Metadata schema for describing a distribution of a dataset
This schema is centered on the concept of a Distribution: a specific representation of a dataset, in the form of a (collection of) file(s), in a specific format.
Rather than modeling a Distribution
as a property of a Dataset (more abstract, format-flexible), this schema is focused on the inverse is_distribution_of
, to link a concrete distribution to its dataset concept.
This choice of directionality makes this schema particularly suitable for systems with metadata capabilities that are limited to or focused on annotation of concrete files in a storage system.
"Open world" attitude
Relationships
The schema is built on three foundational classes (taken from PROV-O):
Agent
Activity
Entity
Linking concrete instances of these classes via qualified relationships is the key pattern promoted by this schema.
For example, describing the relationship of a Distribution
(entity) the Resource
(entity) it is a distribution of is done by defining the Resource
instance within the relation
property declaration of the Distribution
.
The relationship is then qualified by referencing the Resource
instance (by its identifier) via the Distribution
's is_distribution_of
property.
When there is no suitable, dedicated property available to characterize a relationship, the qualified_relation
property can be used.
Here, the object (entity) is related to the subject (entity) via a declaration of the kind of influence the object had on the subject by means of particular roles.
Roles can be any kind of (external) identifier, thereby enabling arbitrary precision and fit to specialized use cases, without a need to inflate the number of properties in the schema.
Relationships between other combinations of the three foundational classes can also be specified.
For example influences of agents on an entity via was_attributed_to
and qualified_attribution
, using the same pattern.
TODO: how to declare relationships when no dedicated support for a particular type combination exists.
Types
Properties that are used as containers to define related objects support the declaration of specific subtypes of the respective range-defining class.
For example, was_attributed_to
accepts any Agent
, but specialized classes maybe be more suitable in particular contexts.
Such a derived class can be indicated via the meta_type
property.
If declared, it is then used for data structure definition and validation for this particular record.
Independent of this structure-focused type declaration, the type
property can be used to detail the semantics of an object.
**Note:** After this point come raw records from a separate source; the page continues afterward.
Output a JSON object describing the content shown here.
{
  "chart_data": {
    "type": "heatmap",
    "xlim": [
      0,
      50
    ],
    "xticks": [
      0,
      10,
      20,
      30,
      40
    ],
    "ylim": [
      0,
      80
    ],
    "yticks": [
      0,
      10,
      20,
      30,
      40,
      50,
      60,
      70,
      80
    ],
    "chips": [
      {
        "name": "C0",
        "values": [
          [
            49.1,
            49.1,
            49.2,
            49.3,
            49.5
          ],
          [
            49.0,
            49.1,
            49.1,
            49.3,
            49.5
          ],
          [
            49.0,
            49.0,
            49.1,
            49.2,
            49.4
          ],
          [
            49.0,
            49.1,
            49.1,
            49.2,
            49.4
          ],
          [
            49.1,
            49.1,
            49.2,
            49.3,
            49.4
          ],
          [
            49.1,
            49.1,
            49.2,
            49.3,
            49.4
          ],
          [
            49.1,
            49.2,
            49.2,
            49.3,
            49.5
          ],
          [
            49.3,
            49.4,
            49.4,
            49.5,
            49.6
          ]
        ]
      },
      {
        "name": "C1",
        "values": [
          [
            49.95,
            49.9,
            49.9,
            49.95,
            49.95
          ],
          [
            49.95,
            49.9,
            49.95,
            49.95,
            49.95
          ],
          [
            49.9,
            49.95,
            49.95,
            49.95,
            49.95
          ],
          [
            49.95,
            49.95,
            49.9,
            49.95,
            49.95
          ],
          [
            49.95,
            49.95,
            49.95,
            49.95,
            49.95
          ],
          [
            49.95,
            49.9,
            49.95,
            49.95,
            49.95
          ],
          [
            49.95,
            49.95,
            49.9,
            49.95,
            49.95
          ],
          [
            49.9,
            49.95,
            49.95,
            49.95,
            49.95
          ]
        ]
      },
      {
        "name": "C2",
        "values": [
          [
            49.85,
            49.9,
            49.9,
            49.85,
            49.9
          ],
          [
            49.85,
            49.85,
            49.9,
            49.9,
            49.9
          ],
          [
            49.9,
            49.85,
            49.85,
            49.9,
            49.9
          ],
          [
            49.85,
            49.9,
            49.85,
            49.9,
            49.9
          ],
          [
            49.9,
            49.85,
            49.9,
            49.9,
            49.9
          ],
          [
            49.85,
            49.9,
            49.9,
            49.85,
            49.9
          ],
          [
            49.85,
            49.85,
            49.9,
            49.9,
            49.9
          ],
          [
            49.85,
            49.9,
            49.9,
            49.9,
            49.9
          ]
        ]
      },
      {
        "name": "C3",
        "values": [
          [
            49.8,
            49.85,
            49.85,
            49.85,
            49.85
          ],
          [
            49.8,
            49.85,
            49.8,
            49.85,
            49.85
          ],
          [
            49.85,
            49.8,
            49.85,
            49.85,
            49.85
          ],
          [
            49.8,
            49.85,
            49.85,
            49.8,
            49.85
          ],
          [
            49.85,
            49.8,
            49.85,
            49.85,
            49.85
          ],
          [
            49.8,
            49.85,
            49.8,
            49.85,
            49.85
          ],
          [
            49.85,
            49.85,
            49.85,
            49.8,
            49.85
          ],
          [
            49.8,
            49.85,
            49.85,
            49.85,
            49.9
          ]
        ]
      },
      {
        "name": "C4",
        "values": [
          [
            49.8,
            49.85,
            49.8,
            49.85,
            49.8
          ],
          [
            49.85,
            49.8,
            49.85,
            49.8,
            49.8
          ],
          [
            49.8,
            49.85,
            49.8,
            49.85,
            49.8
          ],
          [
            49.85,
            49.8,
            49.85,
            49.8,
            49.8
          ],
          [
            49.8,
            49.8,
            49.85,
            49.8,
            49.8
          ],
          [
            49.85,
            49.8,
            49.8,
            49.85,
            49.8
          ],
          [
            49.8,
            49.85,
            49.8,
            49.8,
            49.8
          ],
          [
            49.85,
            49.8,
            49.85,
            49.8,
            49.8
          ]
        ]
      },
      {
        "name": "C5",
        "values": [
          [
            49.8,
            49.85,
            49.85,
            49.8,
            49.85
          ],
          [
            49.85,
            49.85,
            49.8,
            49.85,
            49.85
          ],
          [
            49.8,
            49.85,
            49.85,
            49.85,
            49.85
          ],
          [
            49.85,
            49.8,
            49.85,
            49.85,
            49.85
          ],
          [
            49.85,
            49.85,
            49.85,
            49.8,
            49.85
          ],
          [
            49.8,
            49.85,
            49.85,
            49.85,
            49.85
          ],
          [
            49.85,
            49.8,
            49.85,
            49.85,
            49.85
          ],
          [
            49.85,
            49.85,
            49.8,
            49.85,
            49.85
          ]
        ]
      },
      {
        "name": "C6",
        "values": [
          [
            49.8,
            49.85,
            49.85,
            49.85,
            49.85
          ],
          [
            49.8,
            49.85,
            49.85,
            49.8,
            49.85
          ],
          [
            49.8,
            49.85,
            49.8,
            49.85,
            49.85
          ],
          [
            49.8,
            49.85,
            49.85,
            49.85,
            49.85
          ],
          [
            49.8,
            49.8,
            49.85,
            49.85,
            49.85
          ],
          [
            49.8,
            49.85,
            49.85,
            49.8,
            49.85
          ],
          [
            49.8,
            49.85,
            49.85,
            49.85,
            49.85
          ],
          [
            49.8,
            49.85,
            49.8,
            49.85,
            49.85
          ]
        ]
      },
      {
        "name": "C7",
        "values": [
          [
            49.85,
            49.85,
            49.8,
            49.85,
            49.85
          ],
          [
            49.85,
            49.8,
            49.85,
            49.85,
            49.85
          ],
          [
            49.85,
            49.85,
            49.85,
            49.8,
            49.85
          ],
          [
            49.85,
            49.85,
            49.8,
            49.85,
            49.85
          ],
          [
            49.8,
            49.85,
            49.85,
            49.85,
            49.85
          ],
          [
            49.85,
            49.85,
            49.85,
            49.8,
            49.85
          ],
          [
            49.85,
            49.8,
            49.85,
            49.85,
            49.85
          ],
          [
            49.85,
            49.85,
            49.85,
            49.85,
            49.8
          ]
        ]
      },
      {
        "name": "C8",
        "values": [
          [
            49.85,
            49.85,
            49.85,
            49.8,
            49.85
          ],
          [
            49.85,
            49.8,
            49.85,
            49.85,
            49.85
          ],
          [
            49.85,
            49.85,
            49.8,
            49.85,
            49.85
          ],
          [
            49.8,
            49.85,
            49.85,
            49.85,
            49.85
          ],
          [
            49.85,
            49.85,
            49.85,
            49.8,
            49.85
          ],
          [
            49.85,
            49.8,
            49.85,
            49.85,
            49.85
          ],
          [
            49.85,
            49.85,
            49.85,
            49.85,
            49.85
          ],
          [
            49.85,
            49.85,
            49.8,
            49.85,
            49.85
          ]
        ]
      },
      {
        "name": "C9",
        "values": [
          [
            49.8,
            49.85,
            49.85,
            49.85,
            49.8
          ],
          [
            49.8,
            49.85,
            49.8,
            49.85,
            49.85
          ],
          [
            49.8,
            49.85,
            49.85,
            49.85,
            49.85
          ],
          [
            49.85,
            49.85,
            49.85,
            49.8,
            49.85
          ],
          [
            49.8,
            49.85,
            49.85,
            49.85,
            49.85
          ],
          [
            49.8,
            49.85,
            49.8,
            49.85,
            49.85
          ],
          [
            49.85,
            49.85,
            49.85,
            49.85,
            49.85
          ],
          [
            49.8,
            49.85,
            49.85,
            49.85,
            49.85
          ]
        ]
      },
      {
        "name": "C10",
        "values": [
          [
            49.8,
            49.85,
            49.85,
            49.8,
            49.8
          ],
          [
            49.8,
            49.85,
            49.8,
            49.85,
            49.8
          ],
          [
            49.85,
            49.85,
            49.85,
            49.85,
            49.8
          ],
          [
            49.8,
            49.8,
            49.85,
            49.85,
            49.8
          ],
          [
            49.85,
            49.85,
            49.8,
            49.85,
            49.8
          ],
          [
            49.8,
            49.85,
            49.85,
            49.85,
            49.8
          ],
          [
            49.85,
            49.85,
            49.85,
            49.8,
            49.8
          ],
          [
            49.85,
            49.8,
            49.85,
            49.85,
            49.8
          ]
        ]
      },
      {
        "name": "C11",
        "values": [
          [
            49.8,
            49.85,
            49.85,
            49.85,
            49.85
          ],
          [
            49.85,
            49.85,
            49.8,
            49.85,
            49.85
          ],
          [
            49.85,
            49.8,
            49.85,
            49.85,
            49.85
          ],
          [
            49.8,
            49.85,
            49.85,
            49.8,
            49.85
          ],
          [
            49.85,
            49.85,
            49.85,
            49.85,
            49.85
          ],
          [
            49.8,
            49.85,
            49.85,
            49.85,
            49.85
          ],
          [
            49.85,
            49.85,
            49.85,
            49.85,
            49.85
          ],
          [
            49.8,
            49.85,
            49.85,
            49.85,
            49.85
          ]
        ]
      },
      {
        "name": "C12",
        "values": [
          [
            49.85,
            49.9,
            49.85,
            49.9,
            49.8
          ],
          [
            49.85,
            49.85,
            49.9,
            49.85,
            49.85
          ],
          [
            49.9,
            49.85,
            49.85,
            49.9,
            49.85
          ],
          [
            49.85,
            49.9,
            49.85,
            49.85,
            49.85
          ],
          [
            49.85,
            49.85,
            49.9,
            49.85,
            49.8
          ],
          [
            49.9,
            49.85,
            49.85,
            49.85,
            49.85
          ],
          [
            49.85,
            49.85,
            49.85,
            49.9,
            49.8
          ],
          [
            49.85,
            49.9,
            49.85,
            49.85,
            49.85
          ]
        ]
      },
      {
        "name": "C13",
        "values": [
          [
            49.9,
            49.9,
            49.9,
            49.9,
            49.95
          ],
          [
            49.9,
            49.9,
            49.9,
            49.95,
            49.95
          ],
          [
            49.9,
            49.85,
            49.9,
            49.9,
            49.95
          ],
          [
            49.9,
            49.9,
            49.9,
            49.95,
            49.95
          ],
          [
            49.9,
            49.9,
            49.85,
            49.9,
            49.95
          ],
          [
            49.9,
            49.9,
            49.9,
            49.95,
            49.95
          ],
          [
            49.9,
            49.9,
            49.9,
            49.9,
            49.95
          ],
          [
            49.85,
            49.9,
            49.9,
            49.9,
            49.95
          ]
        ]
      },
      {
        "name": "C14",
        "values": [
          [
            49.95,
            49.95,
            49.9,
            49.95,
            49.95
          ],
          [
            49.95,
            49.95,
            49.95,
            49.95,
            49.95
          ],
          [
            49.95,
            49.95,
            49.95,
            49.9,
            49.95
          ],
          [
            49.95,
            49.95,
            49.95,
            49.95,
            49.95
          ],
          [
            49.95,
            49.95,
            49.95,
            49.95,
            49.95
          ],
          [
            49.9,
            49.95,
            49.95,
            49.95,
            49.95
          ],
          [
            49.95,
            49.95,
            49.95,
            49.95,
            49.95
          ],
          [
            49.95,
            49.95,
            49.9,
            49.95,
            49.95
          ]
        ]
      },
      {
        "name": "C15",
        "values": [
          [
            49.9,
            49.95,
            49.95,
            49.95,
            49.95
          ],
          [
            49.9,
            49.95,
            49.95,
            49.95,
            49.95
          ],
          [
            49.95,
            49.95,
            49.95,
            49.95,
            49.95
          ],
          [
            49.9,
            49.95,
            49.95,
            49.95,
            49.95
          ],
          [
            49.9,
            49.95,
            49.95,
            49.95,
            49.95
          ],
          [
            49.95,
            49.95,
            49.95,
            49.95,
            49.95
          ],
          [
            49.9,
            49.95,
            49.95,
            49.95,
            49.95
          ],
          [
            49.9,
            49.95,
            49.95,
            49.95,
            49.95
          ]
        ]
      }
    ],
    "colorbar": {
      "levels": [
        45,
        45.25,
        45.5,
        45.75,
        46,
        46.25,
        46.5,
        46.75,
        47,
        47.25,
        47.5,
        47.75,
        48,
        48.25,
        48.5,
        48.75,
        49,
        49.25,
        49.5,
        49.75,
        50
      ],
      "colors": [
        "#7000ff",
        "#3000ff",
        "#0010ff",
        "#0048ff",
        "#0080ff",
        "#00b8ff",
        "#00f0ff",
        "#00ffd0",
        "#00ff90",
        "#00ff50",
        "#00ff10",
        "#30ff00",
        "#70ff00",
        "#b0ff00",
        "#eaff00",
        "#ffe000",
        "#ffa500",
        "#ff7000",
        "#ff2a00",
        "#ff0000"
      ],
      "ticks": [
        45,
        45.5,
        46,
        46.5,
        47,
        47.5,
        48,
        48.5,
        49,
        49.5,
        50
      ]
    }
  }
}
For example, a scientific journal can be sufficiently described using the basic Entity
schema class, but
it is still useful to declare its type
to be, for example, obo:NCIT_C93226
(peer-reviewed scientific journal).
Custom properties
The schema provides a limited set of classes and properties that aim to capture a wide range of use cases in a generic fashion that balances schema complexity and applicability to particular scenarios.
Whenever more specialized properties are required and desired for detailing an Agent
, Activity
, or Entity
the has_property
property and the associated Property
and QuantitativeProperty
classes can be used.
For example, the Publication
schema class does not offer detailed bibliographic properties focused on scientific journal publications, because it aims to capture any kind of publication equally well.
Arbitrary custom properties can be defined by declaring property type
, associated value
, and range
(type of the value).
Here is an example that declare the number of pages (of a journal article):
property:
- type: bibo:numPages
name: Number of pages
value: "17"
type: xsd:nonNegativeInteger
The associated Property
class is permissive.
Properties can be declared without any type definitions (and just a name
or description
instead).
This approach works best for property values with simple data types.
However, value
can also be xsd:anyURI
to reference arbitrary (externally defined) concepts.
Identifiers
Identifiers play a key role in this schema. Any Agent
, Activity
, or Entity
has to have an IRI.
This IRI makes it possible to refer to definitions across potentially detached metadata documents (for example attached to individual files in a storage system that has no metadata capabilities beyond annotation of individual files).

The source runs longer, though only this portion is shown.